Zhu Huiling, Zheng Mengyao, He Haiyu, Lei Hongtao, Tai Wenlin, Yang Jinhui, Song Zhengji
Department of Gastroenterology, Second Affiliated Hospital of Kunming Medical University, Kunming, China.
School of Public Health, Kunming Medical University, Kunming, China.
Sci Rep. 2024 Dec 28;14(1):31369. doi: 10.1038/s41598-024-82854-1.
Ursodeoxycholic acid (UDCA) is the first-line treatment for primary biliary cholangitis (PBC), but 20-40% of patients do not respond well to UDCA. We aimed to develop and validate a prognostic model for the early prediction of patients who nonresponse to UDCA. This retrospective analysis was conducted among patients with primary biliary cholangitis(N = 257) to develop a predictive model for early-stage nonresponse to ursodeoxycholic acid (UDCA) therapy. The model's reliability was subsequently confirmed through external validation in an independent cohort(N = 71). Multivariate cox regression analysis was used to evaluate variables that were significant in the univariate analysis. Total cholesterol, alkaline phosphatase (ALP), and neutrophil-to-lymphocyte ratio (NLR) were the three independent risk factors associated with early biochemical nonresponse to UDCA treatment. Based on these factors, we established a predictive model that possessed good discriminative ability, as reflected by an AUC of 0.862(95%CI = 0.813-0.911). The ROC curve of the external validation set calculated the AUC of 0.916(95%CI:0.823-1.000). In summary, we developed an early predictive model that could identify potential nonresponse factors to UDCA at baseline, which could facilitate risk evaluation and stratification for PBC patients. The NLR and total cholesterol provided a supplementary means for effectively managing PBC patients.

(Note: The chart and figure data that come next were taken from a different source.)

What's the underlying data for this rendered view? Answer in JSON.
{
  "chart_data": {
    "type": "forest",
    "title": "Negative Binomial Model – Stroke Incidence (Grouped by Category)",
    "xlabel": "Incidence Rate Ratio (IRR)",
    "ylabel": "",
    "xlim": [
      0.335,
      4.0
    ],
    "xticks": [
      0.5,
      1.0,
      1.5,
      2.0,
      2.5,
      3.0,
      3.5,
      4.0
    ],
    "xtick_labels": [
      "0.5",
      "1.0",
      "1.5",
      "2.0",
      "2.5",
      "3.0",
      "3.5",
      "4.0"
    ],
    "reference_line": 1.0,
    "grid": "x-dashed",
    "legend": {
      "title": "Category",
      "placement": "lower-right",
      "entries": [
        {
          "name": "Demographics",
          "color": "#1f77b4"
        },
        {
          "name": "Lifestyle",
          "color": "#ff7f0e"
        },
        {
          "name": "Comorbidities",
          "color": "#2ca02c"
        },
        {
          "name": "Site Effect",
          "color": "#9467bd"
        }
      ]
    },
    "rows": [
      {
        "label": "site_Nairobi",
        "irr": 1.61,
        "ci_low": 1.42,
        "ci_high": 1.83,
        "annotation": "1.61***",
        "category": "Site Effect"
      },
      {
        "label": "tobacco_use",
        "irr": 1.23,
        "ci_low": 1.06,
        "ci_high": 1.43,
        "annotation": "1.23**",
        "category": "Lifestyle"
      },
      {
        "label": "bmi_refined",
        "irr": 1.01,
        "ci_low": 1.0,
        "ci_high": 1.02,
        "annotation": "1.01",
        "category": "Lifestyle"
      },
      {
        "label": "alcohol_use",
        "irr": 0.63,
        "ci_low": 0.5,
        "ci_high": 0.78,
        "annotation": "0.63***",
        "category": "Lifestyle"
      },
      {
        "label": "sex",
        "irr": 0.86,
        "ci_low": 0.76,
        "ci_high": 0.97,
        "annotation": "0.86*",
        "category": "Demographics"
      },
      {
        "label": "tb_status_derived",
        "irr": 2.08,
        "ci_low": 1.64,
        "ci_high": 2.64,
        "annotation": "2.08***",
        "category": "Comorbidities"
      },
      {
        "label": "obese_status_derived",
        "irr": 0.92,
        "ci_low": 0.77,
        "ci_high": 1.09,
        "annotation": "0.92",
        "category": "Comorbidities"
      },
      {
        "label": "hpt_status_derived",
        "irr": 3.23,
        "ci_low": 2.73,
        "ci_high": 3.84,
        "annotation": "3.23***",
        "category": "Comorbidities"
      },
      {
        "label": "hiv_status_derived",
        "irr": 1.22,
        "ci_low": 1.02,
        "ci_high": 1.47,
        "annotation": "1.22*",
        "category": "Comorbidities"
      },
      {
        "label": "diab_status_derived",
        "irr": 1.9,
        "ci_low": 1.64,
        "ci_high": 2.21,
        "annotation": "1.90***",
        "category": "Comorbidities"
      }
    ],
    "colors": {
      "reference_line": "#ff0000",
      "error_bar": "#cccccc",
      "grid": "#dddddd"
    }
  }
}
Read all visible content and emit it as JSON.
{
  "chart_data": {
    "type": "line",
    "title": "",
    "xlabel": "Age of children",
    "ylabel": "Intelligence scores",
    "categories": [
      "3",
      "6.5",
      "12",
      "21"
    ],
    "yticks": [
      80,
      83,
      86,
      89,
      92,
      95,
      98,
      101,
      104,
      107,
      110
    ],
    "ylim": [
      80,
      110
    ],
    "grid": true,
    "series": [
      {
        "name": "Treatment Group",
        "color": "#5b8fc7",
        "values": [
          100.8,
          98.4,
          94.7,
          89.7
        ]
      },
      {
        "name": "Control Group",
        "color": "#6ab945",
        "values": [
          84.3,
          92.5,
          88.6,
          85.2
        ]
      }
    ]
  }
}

熊去氧胆酸(UDCA)是原发性胆汁性胆管炎(PBC)的一线治疗药物,但20%-40%的患者对UDCA反应不佳。我们旨在开发并验证一种用于早期预测对UDCA无反应患者的预后模型。这项回顾性分析在原发性胆汁性胆管炎患者(N = 257)中进行,以建立对熊去氧胆酸(UDCA)治疗早期无反应的预测模型。随后通过在一个独立队列(N = 71)中的外部验证确认了该模型的可靠性。采用多变量cox回归分析来评估在单变量分析中有显著意义的变量。总胆固醇、碱性磷酸酶(ALP)和中性粒细胞与淋巴细胞比值(NLR)是与UDCA治疗早期生化无反应相关的三个独立危险因素。基于这些因素,我们建立了一个具有良好鉴别能力的预测模型,AUC为0.862(95%CI = 0.813 - 0.911)即反映了这一点。外部验证集的ROC曲线计算出AUC为0.916(95%CI:0.823 - 1.000)。总之,我们开发了一种早期预测模型,该模型可以在基线时识别出对UDCA潜在的无反应因素,这有助于对PBC患者进行风险评估和分层。NLR和总胆固醇为有效管理PBC患者提供了一种补充手段。